Writing GRIB data to Zarr¶
[1]:
# get input GRIB data
import earthkit.data as ekd
ds = ekd.from_source("sample", "pl.grib").to_fieldlist()
This data contains 32 fields: several forecasts on pressure levels for 2 parameters.

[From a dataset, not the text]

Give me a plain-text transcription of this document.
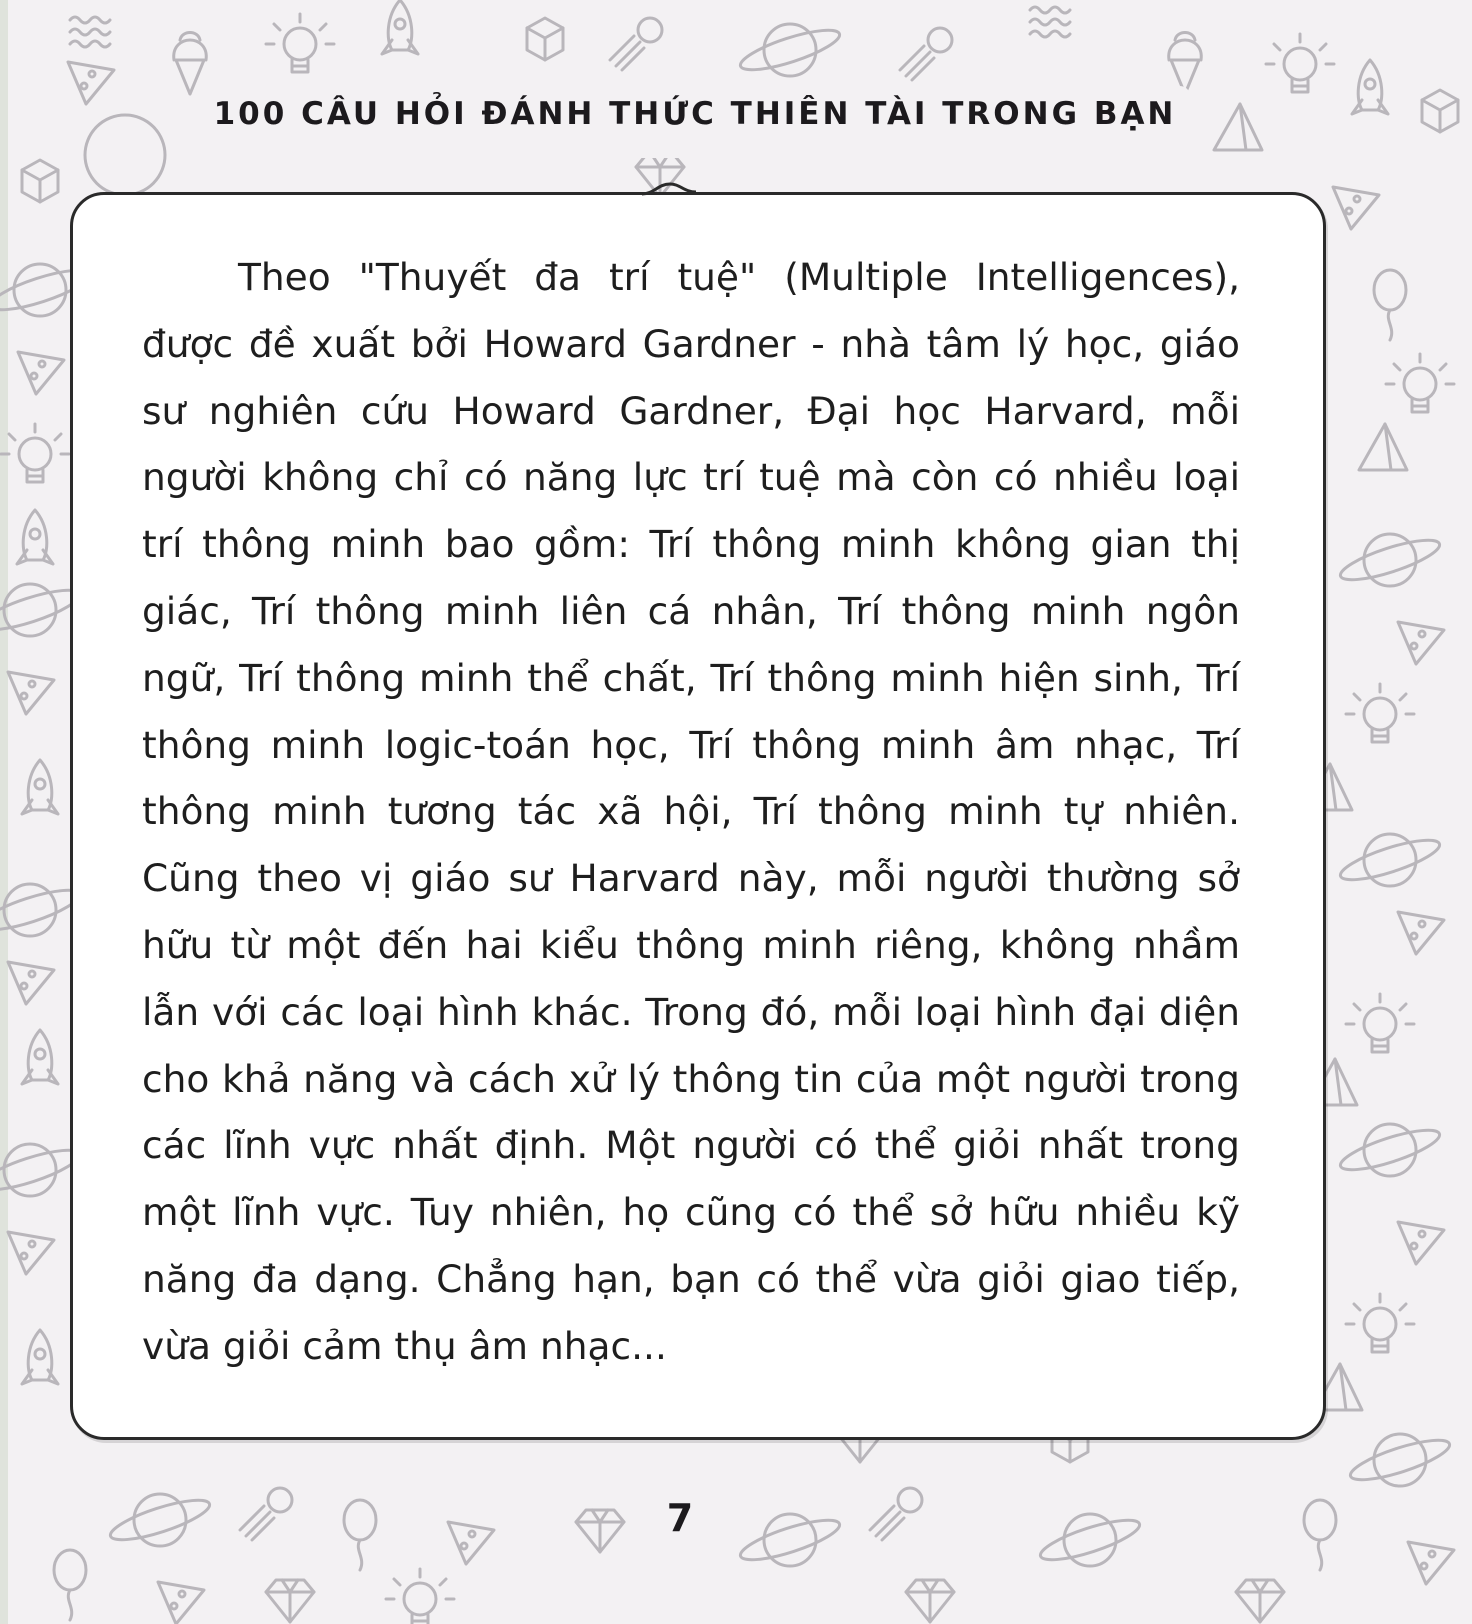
100 CÂU HỎI ĐÁNH THỨC THIÊN TÀI TRONG BẠN

Theo "Thuyết đa trí tuệ" (Multiple Intelligences), được đề xuất bởi Howard Gardner - nhà tâm lý học, giáo sư nghiên cứu Howard Gardner, Đại học Harvard, mỗi người không chỉ có năng lực trí tuệ mà còn có nhiều loại trí thông minh bao gồm: Trí thông minh không gian thị giác, Trí thông minh liên cá nhân, Trí thông minh ngôn ngữ, Trí thông minh thể chất, Trí thông minh hiện sinh, Trí thông minh logic-toán học, Trí thông minh âm nhạc, Trí thông minh tương tác xã hội, Trí thông minh tự nhiên. Cũng theo vị giáo sư Harvard này, mỗi người thường sở hữu từ một đến hai kiểu thông minh riêng, không nhầm lẫn với các loại hình khác. Trong đó, mỗi loại hình đại diện cho khả năng và cách xử lý thông tin của một người trong các lĩnh vực nhất định. Một người có thể giỏi nhất trong một lĩnh vực. Tuy nhiên, họ cũng có thể sở hữu nhiều kỹ năng đa dạng. Chẳng hạn, bạn có thể vừa giỏi giao tiếp, vừa giỏi cảm thụ âm nhạc...

7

Using to_target() on the data object¶
We use to_target() to write the GRIB fieldlist/field into a zarr store. First, the data is converted to Xarray then xarray.Dataset.to_zarr() is called to generate the zarr store. We need to set the kwargs accordingly.
[2]:
# with these options each field will be a separate chunk
ds.to_target(
"zarr",
earthkit_to_xarray_kwargs={"chunks": {"forecast_reference_time": 1, "step": 1, "level": 1}},
xarray_to_zarr_kwargs={"store": "_pl.zarr", "mode": "w"},
)
[3]:
import zarr
root = zarr.group("_pl.zarr")
root.tree()
[3]:
[4]:
root["t"].info
[4]:
| Name | /t |
|---|---|
| Type | zarr.core.Array |
| Data type | float64 |
| Shape | (4, 2, 2, 19, 36) |
| Chunk shape | (1, 1, 1, 19, 36) |
| Order | C |
| Read-only | False |
| Compressor | Blosc(cname='lz4', clevel=5, shuffle=SHUFFLE, blocksize=0) |
| Store type | zarr.storage.DirectoryStore |
| No. bytes | 87552 (85.5K) |
| No. bytes stored | 26897 (26.3K) |
| Storage ratio | 3.3 |
| Chunks initialized | 16/16 |
The zarr store can be loaded to Xarray to check its content.
[5]:
import xarray
xarray.open_dataset("_pl.zarr")
[5]:
<xarray.Dataset> Size: 176kB
Dimensions: (forecast_reference_time: 4, step: 2, level: 2,
latitude: 19, longitude: 36)
Coordinates:
* forecast_reference_time (forecast_reference_time) datetime64[ns] 32B 202...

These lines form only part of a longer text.